With power quality eliminated as the cause of the equipment issues, we turned our focus to grounding and bonding. We suspected the problems were related to equipment connections not being on an equal ground plane. The equipment experiencing issues had three services connected to each apparatus: electrical power, cable TV (CATV), and internet. When multiple services connect to a single piece of equipment, each service must have a common ground plane to prevent unwanted current flow through the control boards, especially during adverse electrical events like nearby lightning strikes.

Based on design documents and our visual inspection, we noted that some electrical rooms had ground bars connected to building steel while some had ground bars connecting back to the main electrical room ground bar. Additionally, some transformers were grounded to building steel while others connected to the ground bus. Further inspection revealed no CATV equipment connections to the ground bus, only to adjacent building steel in some rooms. The internet equipment racks and cable tray system were grounded to themselves and did not have connections to the room ground bus, and equipment with exterior grounding screws were not being utilized to ground the equipment.

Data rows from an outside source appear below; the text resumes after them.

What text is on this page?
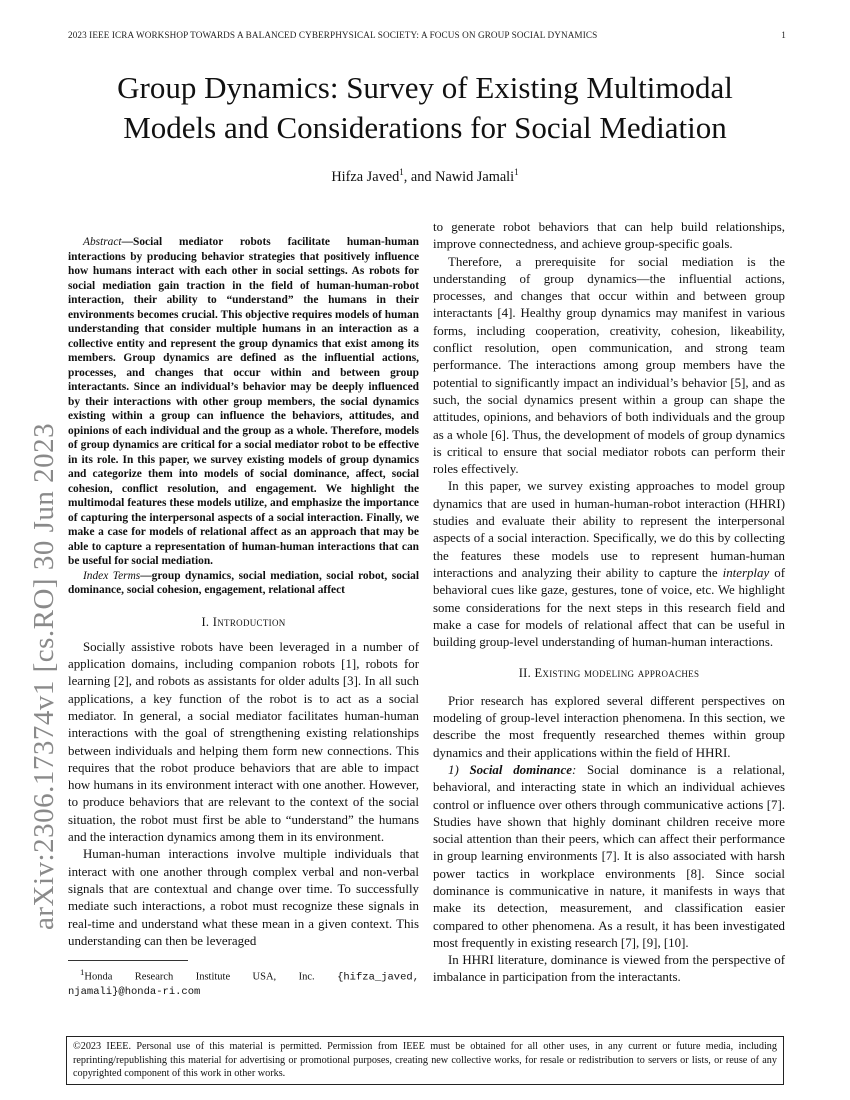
2023 IEEE ICRA WORKSHOP TOWARDS A BALANCED CYBERPHYSICAL SOCIETY: A FOCUS ON GROUP SOCIAL DYNAMICS	1
Group Dynamics: Survey of Existing Multimodal
Models and Considerations for Social Mediation
Hifza Javed$^1$, and Nawid Jamali$^1$
arXiv:2306.17374v1 [cs.RO] 30 Jun 2023

Abstract—Social mediator robots facilitate human-human interactions by producing behavior strategies that positively influence how humans interact with each other in social settings. As robots for social mediation gain traction in the field of human-human-robot interaction, their ability to “understand” the humans in their environments becomes crucial. This objective requires models of human understanding that consider multiple humans in an interaction as a collective entity and represent the group dynamics that exist among its members. Group dynamics are defined as the influential actions, processes, and changes that occur within and between group interactants. Since an individual’s behavior may be deeply influenced by their interactions with other group members, the social dynamics existing within a group can influence the behaviors, attitudes, and opinions of each individual and the group as a whole. Therefore, models of group dynamics are critical for a social mediator robot to be effective in its role. In this paper, we survey existing models of group dynamics and categorize them into models of social dominance, affect, social cohesion, conflict resolution, and engagement. We highlight the multimodal features these models utilize, and emphasize the importance of capturing the interpersonal aspects of a social interaction. Finally, we make a case for models of relational affect as an approach that may be able to capture a representation of human-human interactions that can be useful for social mediation.

Index Terms—group dynamics, social mediation, social robot, social dominance, social cohesion, engagement, relational affect

I. Introduction

Socially assistive robots have been leveraged in a number of application domains, including companion robots [1], robots for learning [2], and robots as assistants for older adults [3]. In all such applications, a key function of the robot is to act as a social mediator. In general, a social mediator facilitates human-human interactions with the goal of strengthening existing relationships between individuals and helping them form new connections. This requires that the robot produce behaviors that are able to impact how humans in its environment interact with one another. However, to produce behaviors that are relevant to the context of the social situation, the robot must first be able to “understand” the humans and the interaction dynamics among them in its environment.

Human-human interactions involve multiple individuals that interact with one another through complex verbal and non-verbal signals that are contextual and change over time. To successfully mediate such interactions, a robot must recognize these signals in real-time and understand what these mean in a given context. This understanding can then be leveraged

$^1$Honda Research Institute USA, Inc. {hifza_javed, njamali}@honda-ri.com

to generate robot behaviors that can help build relationships, improve connectedness, and achieve group-specific goals.

Therefore, a prerequisite for social mediation is the understanding of group dynamics—the influential actions, processes, and changes that occur within and between group interactants [4]. Healthy group dynamics may manifest in various forms, including cooperation, creativity, cohesion, likeability, conflict resolution, open communication, and strong team performance. The interactions among group members have the potential to significantly impact an individual’s behavior [5], and as such, the social dynamics present within a group can shape the attitudes, opinions, and behaviors of both individuals and the group as a whole [6]. Thus, the development of models of group dynamics is critical to ensure that social mediator robots can perform their roles effectively.

In this paper, we survey existing approaches to model group dynamics that are used in human-human-robot interaction (HHRI) studies and evaluate their ability to represent the interpersonal aspects of a social interaction. Specifically, we do this by collecting the features these models use to represent human-human interactions and analyzing their ability to capture the interplay of behavioral cues like gaze, gestures, tone of voice, etc. We highlight some considerations for the next steps in this research field and make a case for models of relational affect that can be useful in building group-level understanding of human-human interactions.

II. Existing modeling approaches

Prior research has explored several different perspectives on modeling of group-level interaction phenomena. In this section, we describe the most frequently researched themes within group dynamics and their applications within the field of HHRI.

1) Social dominance: Social dominance is a relational, behavioral, and interacting state in which an individual achieves control or influence over others through communicative actions [7]. Studies have shown that highly dominant children receive more social attention than their peers, which can affect their performance in group learning environments [7]. It is also associated with harsh power tactics in workplace environments [8]. Since social dominance is communicative in nature, it manifests in ways that make its detection, measurement, and classification easier compared to other phenomena. As a result, it has been investigated most frequently in existing research [7], [9], [10].

In HHRI literature, dominance is viewed from the perspective of imbalance in participation from the interactants.

©2023 IEEE. Personal use of this material is permitted. Permission from IEEE must be obtained for all other uses, in any current or future media, including reprinting/republishing this material for advertising or promotional purposes, creating new collective works, for resale or redistribution to servers or lists, or reuse of any copyrighted component of this work in other works.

All building systems need to be grounded to a common point to protect sensitive electronics from lightning strikes or voltage surges. The supplemental ground system (electrical room ground bars) attempts to do this by providing a more direct path to the ground than can be provided by the building’s grounding system. In this installation, having some building equipment connect to ground bars, others connecting to the main electrical room ground bus, some connecting to building steel, and others not connected to anything creates numerous opportunities for voltage potential differences to develop. These differences allow a surge, such as lighting, to use whatever path is available to equalize voltages. Lightning strikes dissipate their current through the earth. When this occurs near a building, current flow through the earth can create different voltages on the electrical service ground, internet, phone service, CATV, and building steel. In this case, the exercise equipment control panels become a path for equalizing the voltage differences, causing damage in the process.

HP&D’s Recommendations

To remedy this facility’s power issues, our recommendations included the following:

  1. In all electrical rooms, verify that an equipment ground bus is present and connected to the master ground bus in the main electrical room.
  2. Connect all cable trays, racks, and rack-mounted equipment to the room’s equipment ground bus.
  3. Where available, utilize ground posts in the back of equipment per the manufacturer’s recommendations.
  4. Verify that all supplemental transformer grounds connect back to the master ground bus.
  5. Test the building’s ground system resistance per IEEE Standard 81. This value should be less than 25 ohms per NEC (National Electric Code).

Applying Lessons Learned to Other Facilities

This case study happens to be a fitness center, but the issues they experienced are common to many facilities. With multiple services, including power, CATV, phone, and internet, plus a building’s grounding system, these utilities must be bonded together and connected back to a master ground bus at the building’s electrical service entrance. Otherwise, it’s just a matter of time before lightning strikes and damage occurs.